Winocour, deren Bruder den Anschlag aufs Bataclan überlebte, erzählt von Mias Umgang mit dem Ereignis angenehm vorhersehbar und unsubtil, entschuldigt sich für nichts. Alles ist irgendwie dick aufgetragen, aber dann so behutsam und gleichmäßig auf der Leinwand verteilt, dass es schnell einzieht und vollkommen klar und plausibel erscheint. Paris Memories ist kein Trauma Porn, im Gegenteil: eher die Geschichte einer gelingenden Heilung, arg optimistisch vielleicht, aber gerade deshalb kostbar. Nachdem in den letzten Jahren verschiedenste Filme und Serien eine gnadenlose Totalität des Traumas in allerlei unkonventionelle Erzählstrategien übersetzt haben, wirkt ein solch linearer, mitunter klassisch pathetischer Ansatz fast schon wieder erfrischend.

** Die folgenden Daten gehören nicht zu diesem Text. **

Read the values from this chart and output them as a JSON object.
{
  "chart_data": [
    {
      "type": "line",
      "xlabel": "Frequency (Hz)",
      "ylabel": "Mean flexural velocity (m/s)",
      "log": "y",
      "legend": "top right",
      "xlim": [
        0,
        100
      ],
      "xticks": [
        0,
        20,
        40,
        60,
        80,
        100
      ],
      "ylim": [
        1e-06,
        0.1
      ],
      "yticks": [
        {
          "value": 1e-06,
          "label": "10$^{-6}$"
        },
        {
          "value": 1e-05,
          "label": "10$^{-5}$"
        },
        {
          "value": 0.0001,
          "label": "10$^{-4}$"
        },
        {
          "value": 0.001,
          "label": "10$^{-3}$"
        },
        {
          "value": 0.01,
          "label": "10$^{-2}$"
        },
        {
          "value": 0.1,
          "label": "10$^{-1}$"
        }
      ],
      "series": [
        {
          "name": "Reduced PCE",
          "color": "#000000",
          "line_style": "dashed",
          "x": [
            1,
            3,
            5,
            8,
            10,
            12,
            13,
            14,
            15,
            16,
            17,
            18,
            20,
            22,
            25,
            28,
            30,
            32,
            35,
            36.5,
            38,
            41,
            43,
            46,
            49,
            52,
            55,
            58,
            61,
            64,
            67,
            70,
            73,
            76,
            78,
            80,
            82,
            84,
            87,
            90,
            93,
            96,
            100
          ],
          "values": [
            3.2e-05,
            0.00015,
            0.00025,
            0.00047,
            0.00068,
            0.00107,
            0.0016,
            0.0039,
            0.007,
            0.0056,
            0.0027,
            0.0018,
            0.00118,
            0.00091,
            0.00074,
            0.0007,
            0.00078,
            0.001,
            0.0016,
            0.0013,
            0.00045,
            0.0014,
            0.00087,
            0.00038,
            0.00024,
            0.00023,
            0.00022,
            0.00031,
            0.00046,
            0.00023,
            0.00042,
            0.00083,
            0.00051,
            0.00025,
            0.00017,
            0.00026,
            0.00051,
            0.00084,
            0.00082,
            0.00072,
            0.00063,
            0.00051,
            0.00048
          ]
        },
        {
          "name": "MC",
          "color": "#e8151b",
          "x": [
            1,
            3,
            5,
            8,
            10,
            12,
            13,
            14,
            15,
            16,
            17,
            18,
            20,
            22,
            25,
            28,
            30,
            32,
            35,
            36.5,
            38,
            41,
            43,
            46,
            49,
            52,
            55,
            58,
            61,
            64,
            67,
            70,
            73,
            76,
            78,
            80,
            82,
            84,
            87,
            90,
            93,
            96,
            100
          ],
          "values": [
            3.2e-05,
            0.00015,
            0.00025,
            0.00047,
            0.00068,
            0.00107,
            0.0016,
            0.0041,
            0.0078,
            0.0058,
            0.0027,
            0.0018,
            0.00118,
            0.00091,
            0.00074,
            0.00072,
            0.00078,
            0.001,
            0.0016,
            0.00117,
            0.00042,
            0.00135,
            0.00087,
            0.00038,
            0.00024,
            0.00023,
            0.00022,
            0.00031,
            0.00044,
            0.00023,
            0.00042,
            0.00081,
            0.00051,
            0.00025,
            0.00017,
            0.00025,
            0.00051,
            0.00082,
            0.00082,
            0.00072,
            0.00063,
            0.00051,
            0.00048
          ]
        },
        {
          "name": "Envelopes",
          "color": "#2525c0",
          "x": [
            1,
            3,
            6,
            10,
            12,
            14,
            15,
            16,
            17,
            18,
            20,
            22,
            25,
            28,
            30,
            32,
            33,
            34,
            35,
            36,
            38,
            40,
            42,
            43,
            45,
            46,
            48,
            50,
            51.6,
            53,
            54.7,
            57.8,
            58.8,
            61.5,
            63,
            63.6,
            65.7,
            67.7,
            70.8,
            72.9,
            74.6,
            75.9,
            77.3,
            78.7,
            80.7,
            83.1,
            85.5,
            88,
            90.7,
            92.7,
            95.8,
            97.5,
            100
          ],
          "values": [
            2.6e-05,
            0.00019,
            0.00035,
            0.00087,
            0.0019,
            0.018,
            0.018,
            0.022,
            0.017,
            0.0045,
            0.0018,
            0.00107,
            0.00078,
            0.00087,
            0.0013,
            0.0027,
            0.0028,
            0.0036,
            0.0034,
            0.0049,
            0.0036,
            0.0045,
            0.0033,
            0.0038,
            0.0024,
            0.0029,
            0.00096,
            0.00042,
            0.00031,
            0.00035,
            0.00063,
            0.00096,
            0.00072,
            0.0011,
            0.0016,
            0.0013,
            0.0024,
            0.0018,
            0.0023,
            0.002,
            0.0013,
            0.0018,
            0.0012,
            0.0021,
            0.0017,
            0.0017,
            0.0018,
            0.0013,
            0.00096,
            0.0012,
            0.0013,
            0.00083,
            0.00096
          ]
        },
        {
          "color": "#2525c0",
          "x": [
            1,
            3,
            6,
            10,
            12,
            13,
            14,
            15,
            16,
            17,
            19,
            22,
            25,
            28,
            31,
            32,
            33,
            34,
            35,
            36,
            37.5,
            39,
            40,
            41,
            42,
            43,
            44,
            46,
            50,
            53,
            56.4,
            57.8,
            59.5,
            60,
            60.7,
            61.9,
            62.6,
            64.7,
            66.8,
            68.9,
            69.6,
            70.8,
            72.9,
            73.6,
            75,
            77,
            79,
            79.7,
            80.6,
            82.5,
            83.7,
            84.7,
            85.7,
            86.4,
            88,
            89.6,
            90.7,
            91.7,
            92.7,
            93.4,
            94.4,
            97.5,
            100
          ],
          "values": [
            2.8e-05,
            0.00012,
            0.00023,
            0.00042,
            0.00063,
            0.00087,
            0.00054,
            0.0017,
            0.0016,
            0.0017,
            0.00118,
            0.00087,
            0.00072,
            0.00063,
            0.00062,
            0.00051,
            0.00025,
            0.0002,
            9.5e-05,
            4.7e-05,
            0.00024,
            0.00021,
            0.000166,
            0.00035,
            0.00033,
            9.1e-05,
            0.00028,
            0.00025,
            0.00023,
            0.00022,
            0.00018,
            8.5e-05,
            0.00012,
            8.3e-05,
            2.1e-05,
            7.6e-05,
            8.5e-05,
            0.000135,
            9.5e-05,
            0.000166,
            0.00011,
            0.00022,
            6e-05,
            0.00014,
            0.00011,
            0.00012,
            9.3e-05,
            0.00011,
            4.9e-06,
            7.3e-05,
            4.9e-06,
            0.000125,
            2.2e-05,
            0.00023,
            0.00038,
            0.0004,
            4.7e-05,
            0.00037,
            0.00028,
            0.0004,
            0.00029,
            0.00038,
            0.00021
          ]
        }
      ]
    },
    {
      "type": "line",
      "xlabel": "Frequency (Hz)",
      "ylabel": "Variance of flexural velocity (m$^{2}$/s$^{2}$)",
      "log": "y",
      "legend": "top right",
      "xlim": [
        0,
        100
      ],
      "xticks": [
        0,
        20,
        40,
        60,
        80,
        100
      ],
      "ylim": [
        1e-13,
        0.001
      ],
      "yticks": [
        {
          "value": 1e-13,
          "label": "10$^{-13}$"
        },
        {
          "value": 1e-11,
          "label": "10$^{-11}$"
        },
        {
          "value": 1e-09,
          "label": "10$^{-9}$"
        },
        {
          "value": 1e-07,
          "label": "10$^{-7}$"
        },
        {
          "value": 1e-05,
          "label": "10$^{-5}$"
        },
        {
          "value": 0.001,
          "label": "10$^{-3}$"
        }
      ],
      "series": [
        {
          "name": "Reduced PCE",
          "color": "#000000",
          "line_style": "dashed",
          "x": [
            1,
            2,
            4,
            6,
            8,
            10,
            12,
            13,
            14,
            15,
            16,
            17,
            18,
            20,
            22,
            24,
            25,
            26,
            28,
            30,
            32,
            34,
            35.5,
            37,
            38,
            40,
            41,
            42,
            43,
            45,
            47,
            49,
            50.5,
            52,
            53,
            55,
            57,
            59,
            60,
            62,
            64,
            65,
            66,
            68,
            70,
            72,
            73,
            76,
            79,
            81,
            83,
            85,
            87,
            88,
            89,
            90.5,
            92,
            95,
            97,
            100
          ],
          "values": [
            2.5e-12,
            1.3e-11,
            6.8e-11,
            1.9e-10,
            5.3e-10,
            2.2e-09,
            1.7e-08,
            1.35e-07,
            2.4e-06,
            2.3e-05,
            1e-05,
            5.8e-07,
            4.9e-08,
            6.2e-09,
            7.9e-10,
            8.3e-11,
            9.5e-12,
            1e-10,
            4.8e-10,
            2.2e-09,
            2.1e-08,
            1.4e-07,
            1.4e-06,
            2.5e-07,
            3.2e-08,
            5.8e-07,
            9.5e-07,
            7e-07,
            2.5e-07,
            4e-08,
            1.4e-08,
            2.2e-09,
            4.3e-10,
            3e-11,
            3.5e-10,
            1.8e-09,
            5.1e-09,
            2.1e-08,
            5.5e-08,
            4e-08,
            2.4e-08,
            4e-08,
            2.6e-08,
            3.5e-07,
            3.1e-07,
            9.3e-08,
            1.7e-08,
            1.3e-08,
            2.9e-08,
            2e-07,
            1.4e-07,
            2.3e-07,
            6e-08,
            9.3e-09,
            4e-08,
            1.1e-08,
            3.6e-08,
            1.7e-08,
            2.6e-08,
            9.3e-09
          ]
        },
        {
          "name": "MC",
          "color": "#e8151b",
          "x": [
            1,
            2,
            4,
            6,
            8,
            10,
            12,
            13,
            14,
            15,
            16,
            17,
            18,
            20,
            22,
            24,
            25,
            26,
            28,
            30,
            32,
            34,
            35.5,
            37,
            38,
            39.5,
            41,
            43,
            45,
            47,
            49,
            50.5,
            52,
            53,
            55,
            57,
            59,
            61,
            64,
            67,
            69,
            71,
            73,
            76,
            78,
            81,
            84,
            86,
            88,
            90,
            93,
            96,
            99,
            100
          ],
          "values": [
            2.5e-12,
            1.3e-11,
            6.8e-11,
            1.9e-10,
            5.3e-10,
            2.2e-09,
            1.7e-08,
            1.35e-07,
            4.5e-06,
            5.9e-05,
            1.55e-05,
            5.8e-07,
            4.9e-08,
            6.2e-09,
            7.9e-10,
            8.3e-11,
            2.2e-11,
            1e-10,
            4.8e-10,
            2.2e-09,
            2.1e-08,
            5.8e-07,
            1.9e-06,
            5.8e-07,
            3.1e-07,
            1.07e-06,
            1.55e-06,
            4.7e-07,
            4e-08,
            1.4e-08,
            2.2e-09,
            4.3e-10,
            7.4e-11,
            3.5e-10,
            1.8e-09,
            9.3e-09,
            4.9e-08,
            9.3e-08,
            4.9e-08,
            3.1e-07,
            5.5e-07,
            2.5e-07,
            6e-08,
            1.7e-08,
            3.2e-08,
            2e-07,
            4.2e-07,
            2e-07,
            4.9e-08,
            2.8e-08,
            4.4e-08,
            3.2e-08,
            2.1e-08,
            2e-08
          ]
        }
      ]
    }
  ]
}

Vor allem setzt sich Paris Memories von vielen anderen Trauma-Narrativen dadurch ab, dass er die kollektive Verarbeitung in den Vordergrund rückt. Der Film gehört zwar einerseits ganz der unglaublichen Virginie Efira, ist aber andererseits fast Ensemblefilm, schaut immer wieder vorbei bei den anderen Mitgliedern ihrer Ersatzfamilie aus Überlebenden und Hinterbliebenen, einer Familie, die bei Zusammenkünften nicht über Jahrzehnte angesammelte Ereignisse bespricht, sondern nur das immer gleiche Ereignis rekonstruiert, aber das minutiös: wer wo saß, wer was weiß, wessen letzte Sekunden wie aussahen. Gemeinsam setzen diese Menschen ein Puzzle des Schreckens zusammen, dessen Teile manchmal bittere Erkenntnisse tragen, das als Gesamtbild aber doch trösten soll. Besonders rührend ist die jugendliche Félicia (Nastya Golubeva-Carax), die nicht auf den Paris-Trip ihrer Eltern mitwollte, die sich jetzt an jede Info klammert, die sie über den Abend im Bistro ergattern kann. Paris Memories gestattet sich dann sogar Rückblenden in die Leben derer, die man gemeinhin Nebenfiguren nennt.

Ein neuer Stadtplan für die alte Stadt

Naiv ist Paris Memories aber nie, ist er doch auch ein Film über die Unmöglichkeit, einfach weiterzumachen. Es gibt keinen Neustart, und doch muss alles anders werden. Ein neues Betriebssystem vielleicht, eine neue Konfiguration, selbst wenn dann diejenigen deaktiviert werden müssen, die doch nur helfen wollen, die man vielleicht geliebt hat, die vielleicht noch immer lieben. Aber Mia braucht Thomas bald mehr als Vincent, und beide erkunden auf ihre Weise ein Leben, das ihnen fast genommen wurde, sehen Paris neu, so wie es der der Originaltitel des Films, Revoir Paris, will. Eine neue Begleitung und ein neuer Stadtplan für die alte Stadt, vielleicht ist das schon genug.